After a recent viewing of
The Grand Budapest Hotel (which I LOVED -- who knew Ralph Fiennes was hilarious?) I was searching the internet for background of the movie. I was delighted to read that director Wes Anderson was inspired by the novels of Stefan Zweig. I had an unread copy of
The Post-Office Girl on my TBR shelves, so it seemed serendipitous, so I put it in my carry-on bag for my recent European vacation (OK, Austria is not the same as Italy, but I just wasn't in the mood for
I, Claudius.)
I've not always had good luck with NYRB Classics -- sometimes I love them, and last year, I bought two that I disliked so much, I returned them the same day I bought them. But
The Post-Office Girl is a real keeper.
The story begins with the eponymous post-office girl, Christine, a young twentysomething girl whose youth is being wasted in a tiny Austrian town after the Great War. She's eking out a pretty miserable existence, caring for her ailing mother and just scraping by, since her father lost his entire business during the war years. Her dull life takes an exciting turn when, out of the blue, she receives a telegraph transmission at the post office that is actually for her, which has never happened before. Apparently, she has an aunt who ran off to America years before. She's now visiting Europe with her wealthy husband, and wants to reconnect with the family. Christine's mother is too ill, so instead, Christine uses some vacation time to visit her in an Alpine resort town, and her life is changed forever.

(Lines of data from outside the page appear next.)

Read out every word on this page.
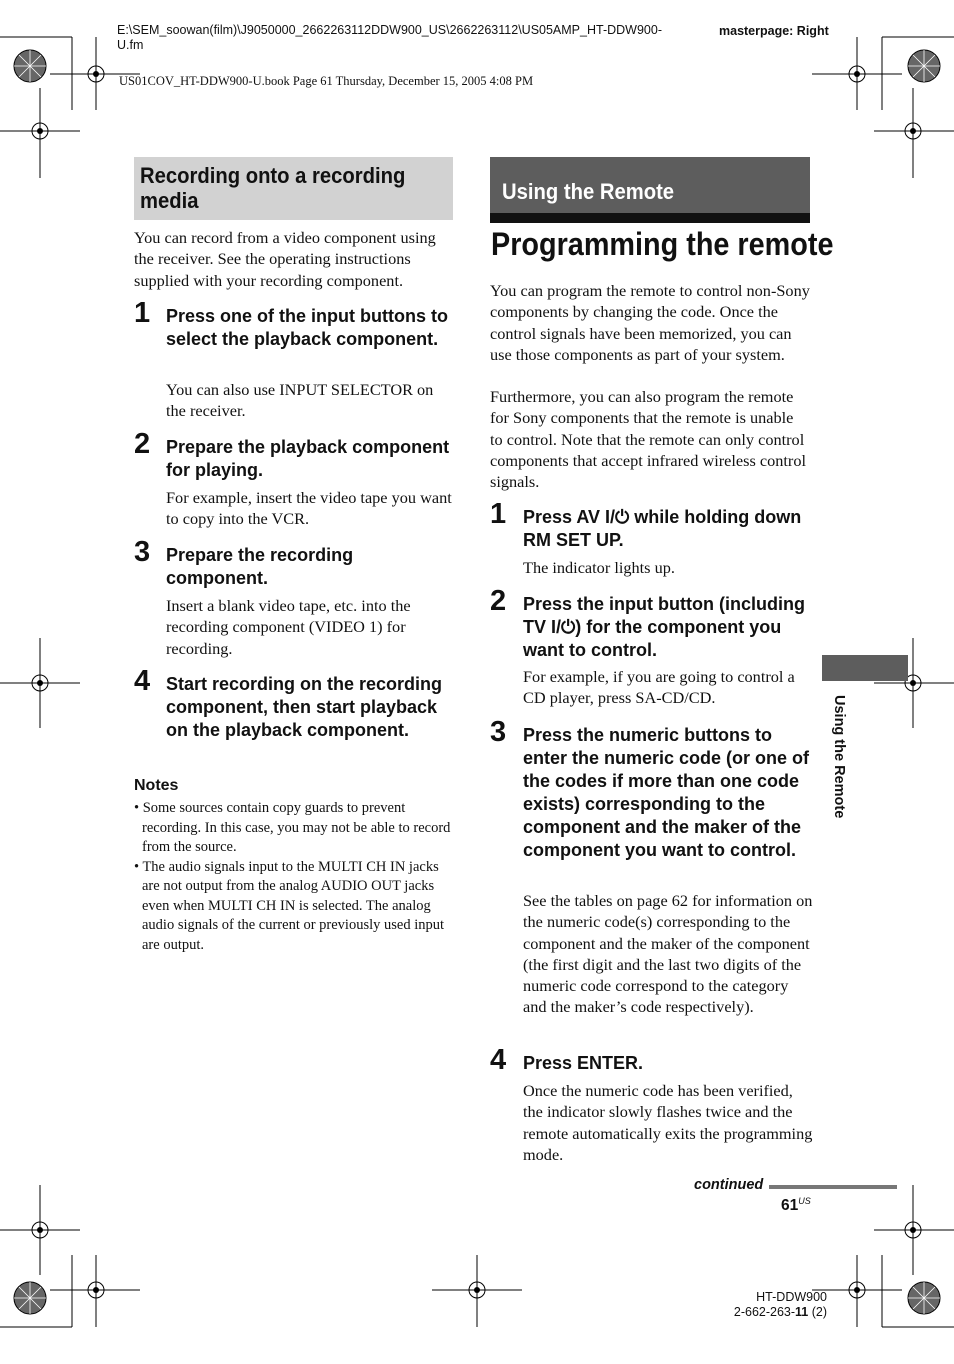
E:\SEM_soowan(film)\J9050000_2662263112DDW900_US\2662263112\US05AMP_HT-DDW900-U.fm
masterpage: Right
US01COV_HT-DDW900-U.book Page 61 Thursday, December 15, 2005 4:08 PM
Recording onto a recording media
You can record from a video component using the receiver. See the operating instructions supplied with your recording component.
1 Press one of the input buttons to select the playback component.
You can also use INPUT SELECTOR on the receiver.
2 Prepare the playback component for playing.
For example, insert the video tape you want to copy into the VCR.
3 Prepare the recording component.
Insert a blank video tape, etc. into the recording component (VIDEO 1) for recording.
4 Start recording on the recording component, then start playback on the playback component.
Notes
• Some sources contain copy guards to prevent recording. In this case, you may not be able to record from the source.
• The audio signals input to the MULTI CH IN jacks are not output from the analog AUDIO OUT jacks even when MULTI CH IN is selected. The analog audio signals of the current or previously used input are output.
Using the Remote
Programming the remote
You can program the remote to control non-Sony components by changing the code. Once the control signals have been memorized, you can use those components as part of your system.
Furthermore, you can also program the remote for Sony components that the remote is unable to control. Note that the remote can only control components that accept infrared wireless control signals.
1 Press AV I/⏻ while holding down RM SET UP.
The indicator lights up.
2 Press the input button (including TV I/⏻) for the component you want to control.
For example, if you are going to control a CD player, press SA-CD/CD.
3 Press the numeric buttons to enter the numeric code (or one of the codes if more than one code exists) corresponding to the component and the maker of the component you want to control.
See the tables on page 62 for information on the numeric code(s) corresponding to the component and the maker of the component (the first digit and the last two digits of the numeric code correspond to the category and the maker’s code respectively).
4 Press ENTER.
Once the numeric code has been verified, the indicator slowly flashes twice and the remote automatically exits the programming mode.
Using the Remote
continued
$61^{US}$
HT-DDW900
2-662-263-11 (2)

At first, this is like an amazing Cinderella story. Christine blossoms in the mountain air, her aunt buys her clothes and gives her a makeover, and she's swept up in to the hotel society. But naturally, it's all too good to be true, and after a series of misunderstandings, Christine's aunt drops her and she's plunged back into her dismal everyday world, stunned. Now that she's experienced a taste of the good life, nothing in her tiny provincial time will ever satisfy her.
In the second portion of the book, Christine tries to change her life, and meets a disillusioned war veteran who is bitter and just as dissatisfied as she is. Without giving away any more of the story, I'll just say that the story took a turn that I didn't expect
at all.
I loved this book. Christine and the other characters were so real, and I thought it was a really interesting portrait of life between the wars for regular people. Most of the inter-war books I've read have been English, and life probably turned out very differently for other Europeans in that time period.
My one complaint about this book is that it ends abruptly -- it seemed so unfinished, like there was a third portion that was missing. After reading it, I found out that the novel was published posthumously, in 1982. Stefan Zweig was a very famous writer during the 1920s and 1930s. During World War II, he was exiled by the Nazis, and eventually settled in Brazil. Like Christine, he became disillusioned and depressed, and he and his second wife committed suicide in 1942. I'm not sure if the novel ends that way deliberately.
Anyway, I loved this book and now I'm intrigued and want to read more of the works of Stefan Zweig. I'm counting this as my Classic by an Author That's New To Me for the
Back to the Classics Challenge. (I was thinking about counting as my Classic in Translation, but I will probably read a Zola novel for that one).
Has anyone else read anything by Stefan Zweig? Which of his books should I read next? And who loved
The Grand Budapest Hotel as much as I did?